Pubblicato il: 20 Settembre 2019 alle 14:05

AttualitàCastiglione della Pescaia

Il G20s delle spiagge italiane chiude e rilancia: missione a Bruxelles e terza edizione a Vieste

I tavoli di confronto, tra esperti e stakeholders del pubblico e del privato, del G20s si sono chiusi

Si sono conclusi i lavori del G20s delle spiagge italiane, il summit delle principali località balneari che insieme accolgono quasi 70 milioni di turisti, organizzato quest’anno dal Comune di Castiglione della Pescaia in collaborazione con Toscana Promozione Turistica e Regione Toscana.

L’evento, che ha goduto del patrocinio di Anci, Enit, Camera di Commercio della Maremma e del Tirreno e della Provincia di Grosseto, ha riunito a Castiglione della Pescaia alcuni dei più importanti player turistici del nostro Paese che si sono confrontati su tematiche di grande attualità come la sostenibilità ambientale, l’accessibilità, e la competitività delle nostre spiagge, continuando dunque il lavoro iniziato l’anno scorso a Bibione.

I tavoli di confronto, tra esperti e stakeholders del pubblico e del privato, del G20s si sono chiusi individuando 5 macroazioni comuni su cui lavorare in maniera congiunta:

  • creazione di un brand delle coste italiane e attuazione del protocollo d’intesa siglato con l’Enit;
  • definizione dei nuovi criteri perequativi;
  • missione a Bruxelles a novembre per incontrare il presidente del Parlamento europeo e discutere della direttiva Bolkestein;
  • individuazione di una serie di standard comuni e condivisi per l’ospitalità e l’accessibilità;
  • definizione di un piano di sicurezza integrata con il Ministero dell’Interno.

«Dopo una prima edizione nata sullo slancio dell’entusiasmo – sottolinea Giancarlo Farnetani, sindaco di Castiglione della Pescaia -, quest’anno abbiamo capito di aver creato qualcosa di davvero importante.
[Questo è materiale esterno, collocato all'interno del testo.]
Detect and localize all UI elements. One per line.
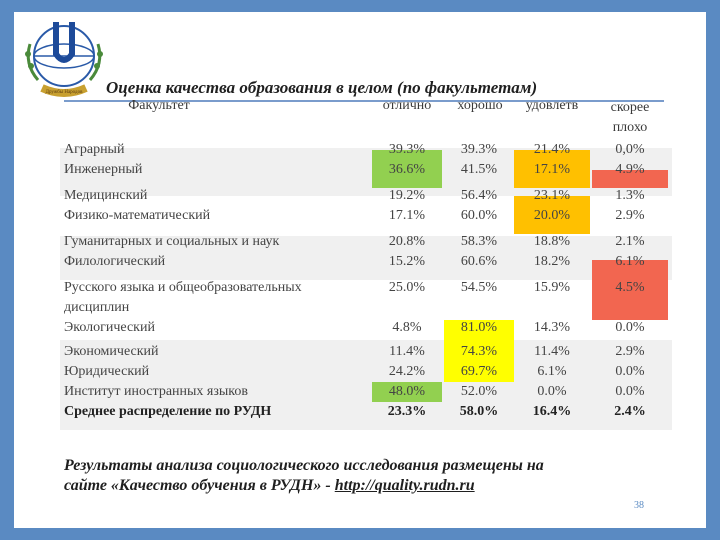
- highlight-cell: [444, 320, 514, 342]
- average-label: Среднее распределение по РУДН: [64, 404, 272, 419]
- slide-title: Оценка качества образования в целом (по …: [106, 78, 538, 97]
- university-logo: Дружбы Народов: [25, 22, 103, 97]
- header-rather-poor: скорее плохо: [592, 98, 668, 138]
- highlight-cell: [372, 150, 442, 188]
- value-cell: 60.6%: [460, 254, 498, 269]
- value-cell: 11.4%: [389, 344, 425, 359]
- slide: Дружбы Народов Оценка качества образован…: [14, 12, 706, 528]
- value-cell: 21.4%: [533, 142, 571, 157]
- value-cell: 25.0%: [388, 280, 426, 295]
- value-cell: 1.3%: [615, 188, 645, 203]
- faculty-label: Экономический: [64, 344, 159, 359]
- value-cell: 0.0%: [615, 320, 645, 335]
- header-rather-poor-line2: плохо: [612, 120, 648, 135]
- svg-text:Дружбы Народов: Дружбы Народов: [46, 90, 84, 95]
- value-cell: 15.9%: [533, 280, 571, 295]
- value-cell: 2.1%: [615, 234, 645, 249]
- header-rather-poor-line1: скорее: [610, 100, 650, 115]
- value-cell: 2.9%: [615, 344, 645, 359]
- faculty-label-cont: дисциплин: [64, 300, 130, 315]
- value-cell: 58.3%: [460, 234, 498, 249]
- value-cell: 60.0%: [460, 208, 498, 223]
- value-cell: 0.0%: [615, 384, 645, 399]
- footer-line2: сайте «Качество обучения в РУДН» - http:…: [64, 476, 664, 496]
- value-cell: 58.0%: [459, 404, 499, 419]
- faculty-label: Аграрный: [64, 142, 125, 157]
- value-cell: 17.1%: [533, 162, 571, 177]
- value-cell: 36.6%: [388, 162, 426, 177]
- value-cell: 56.4%: [460, 188, 498, 203]
- value-cell: 18.8%: [533, 234, 571, 249]
- highlight-cell: [592, 278, 668, 320]
- value-cell: 48.0%: [388, 384, 426, 399]
- faculty-label: Филологический: [64, 254, 166, 269]
- value-cell: 23.3%: [387, 404, 427, 419]
- value-cell: 11.4%: [534, 344, 570, 359]
- value-cell: 52.0%: [460, 384, 498, 399]
- faculty-label: Юридический: [64, 364, 150, 379]
- value-cell: 0.0%: [615, 364, 645, 379]
- header-excellent: отлично: [382, 98, 432, 113]
- faculty-label: Экологический: [64, 320, 155, 335]
- header-faculty: Факультет: [128, 98, 190, 113]
- highlight-cell: [514, 196, 590, 234]
- value-cell: 6.1%: [537, 364, 567, 379]
- value-cell: 54.5%: [460, 280, 498, 295]
- value-cell: 15.2%: [388, 254, 426, 269]
- faculty-label: Медицинский: [64, 188, 148, 203]
- value-cell: 14.3%: [533, 320, 571, 335]
- value-cell: 0.0%: [537, 384, 567, 399]
- value-cell: 17.1%: [388, 208, 426, 223]
- highlight-cell: [444, 342, 514, 382]
- quality-link[interactable]: http://quality.rudn.ru: [334, 477, 475, 494]
- faculty-label: Физико-математический: [64, 208, 211, 223]
- value-cell: 2.4%: [614, 404, 646, 419]
- highlight-cell: [372, 382, 442, 402]
- value-cell: 39.3%: [460, 142, 498, 157]
- highlight-cell: [592, 170, 668, 188]
- value-cell: 4.5%: [615, 280, 645, 295]
- row-band: [60, 340, 672, 430]
- value-cell: 4.8%: [392, 320, 422, 335]
- value-cell: 41.5%: [460, 162, 498, 177]
- footer-note: Результаты анализа социологического иссл…: [64, 456, 664, 496]
- footer-line1: Результаты анализа социологического иссл…: [64, 457, 544, 474]
- faculty-label: Инженерный: [64, 162, 143, 177]
- faculty-label: Гуманитарных и социальных и наук: [64, 234, 280, 249]
- value-cell: 19.2%: [388, 188, 426, 203]
- value-cell: 23.1%: [533, 188, 571, 203]
- row-band: [60, 236, 672, 280]
- value-cell: 2.9%: [615, 208, 645, 223]
- header-satisfactory: удовлетв: [525, 98, 579, 113]
- value-cell: 0,0%: [615, 142, 645, 157]
- footer-line2-text: сайте «Качество обучения в РУДН» -: [64, 477, 335, 494]
- header-divider: [64, 100, 664, 102]
- value-cell: 39.3%: [388, 142, 426, 157]
- value-cell: 6.1%: [615, 254, 645, 269]
- header-good: хорошо: [457, 98, 503, 113]
- value-cell: 74.3%: [460, 344, 498, 359]
- value-cell: 18.2%: [533, 254, 571, 269]
- highlight-cell: [592, 260, 668, 278]
- value-cell: 16.4%: [532, 404, 572, 419]
- value-cell: 20.8%: [388, 234, 426, 249]
- value-cell: 81.0%: [460, 320, 498, 335]
- highlight-cell: [514, 150, 590, 188]
- value-cell: 24.2%: [388, 364, 426, 379]
- page-number: 38: [634, 500, 644, 511]
- faculty-label: Институт иностранных языков: [64, 384, 248, 399]
- value-cell: 4.9%: [615, 162, 645, 177]
- value-cell: 20.0%: [533, 208, 571, 223]
- value-cell: 69.7%: [460, 364, 498, 379]
- faculty-label: Русского языка и общеобразовательных: [64, 280, 302, 295]
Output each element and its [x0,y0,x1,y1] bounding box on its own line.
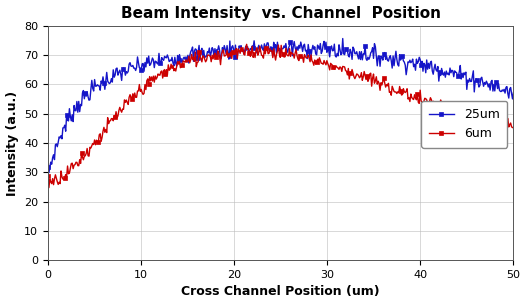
6um [270,47,277,50]
6um [501,128,507,131]
25um [510,91,517,94]
Title: Beam Intensity  vs. Channel  Position: Beam Intensity vs. Channel Position [120,5,441,21]
Line: 6um: 6um [46,43,515,189]
X-axis label: Cross Channel Position (um): Cross Channel Position (um) [181,285,380,299]
25um [428,60,434,63]
25um [45,165,51,168]
25um [340,37,346,40]
25um [323,40,329,44]
25um [270,54,276,58]
6um [510,126,517,130]
25um [267,48,273,52]
6um [299,55,305,59]
6um [268,49,274,53]
25um [46,171,52,174]
25um [298,40,304,44]
6um [244,43,250,46]
6um [428,98,434,102]
Line: 25um: 25um [46,37,515,174]
6um [323,59,330,63]
Legend: 25um, 6um: 25um, 6um [421,101,507,148]
25um [501,88,507,91]
6um [45,174,51,178]
Y-axis label: Intensity (a.u.): Intensity (a.u.) [6,91,18,195]
6um [46,186,52,189]
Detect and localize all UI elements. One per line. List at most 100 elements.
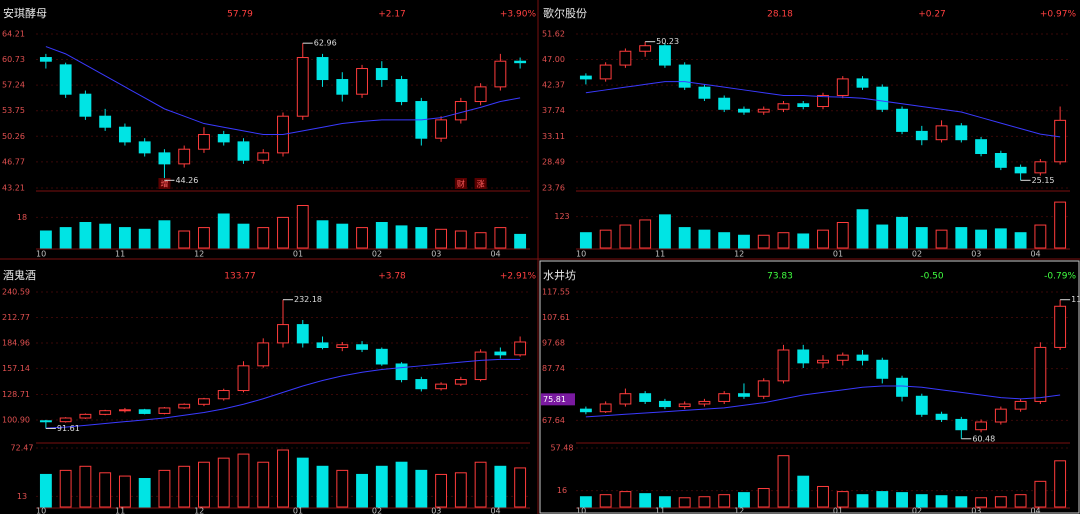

Abbiamo visto una grande affluenza di addetti ai lavori: professionisti, amministratori, imprese, associazioni di categoria. È nato un gruppo molto unito di sindaci competenti, che conoscono i problemi e che hanno deciso di fare squadra, al di là dei colori politici, per i loro territori. Noi sindaci siamo in trincea, come ricorda sempre Pasqualino Codognotto, sindaco di San Michele al Tagliamento-Bibione e ideatore del G20s, ma proprio per questo motivo è ancora più importante essere uniti su proposte concrete. A novembre, ad esempio, saremo in missione a Bruxelles per portare le nostre riflessioni e i nostri punti di domanda sulla Direttiva Bolkestein. Un’azione che, dopo il protocollo firmato con l’Enit, segna un passo importante per diventare il punto di riferimento per il turismo balneare italiano».

Tra i temi più discussi quello del turismo sostenibile, protagonista anche nella giornata di ieri di un focus di approfondimento sulle coste toscane:

«Il G20s è diventato una vera piattaforma strategica per le spiagge italiane per individuare le priorità di policy del nostro turismo balneare – dichiara Francesco Palumbo, direttore di Toscana Promozione Turistica -. Noi, come Regione Toscana abbiamo avuto un importante incontro con i 12 ambiti della Regione e 132 Comuni per lanciare la costa e le isole toscane come destinazione sostenibile, siamo una delle prime e più grandi aree europee a proporre un turismo sostenibile in maniera coordinata. Un posizionamento ambizioso ma, al tempo stesso, conveniente, contemporaneo, vantaggioso sotto il profilo dello sviluppo e della redditività del turismo per le imprese e le comunità».

Durante la cerimonia conclusiva il sindaco Farnetani, in un ideale passaggio di testimone, ha donato una copia del celebre faro di Castiglione della Pescaia a Giuseppe Nobiletti, sindaco di Vieste, città che ospiterà la prossima edizione del G20s.

«Ospitare la terza edizione del G20s per noi sarà un grande onore e, al tempo stesso, una bella sfida –  dichiara Nobiletti: qui a Castiglione delle Pescaia abbiamo mosso passi importanti e dobbiamo continuare in questa direzione per essere un interlocutore di peso per la politica. Soltanto così potremo portare all’attenzione nazionale i problemi delle località balneari e, al tempo stesso, la grande eccellenza internazionale rappresenta dal comparto turistico balneare italiano».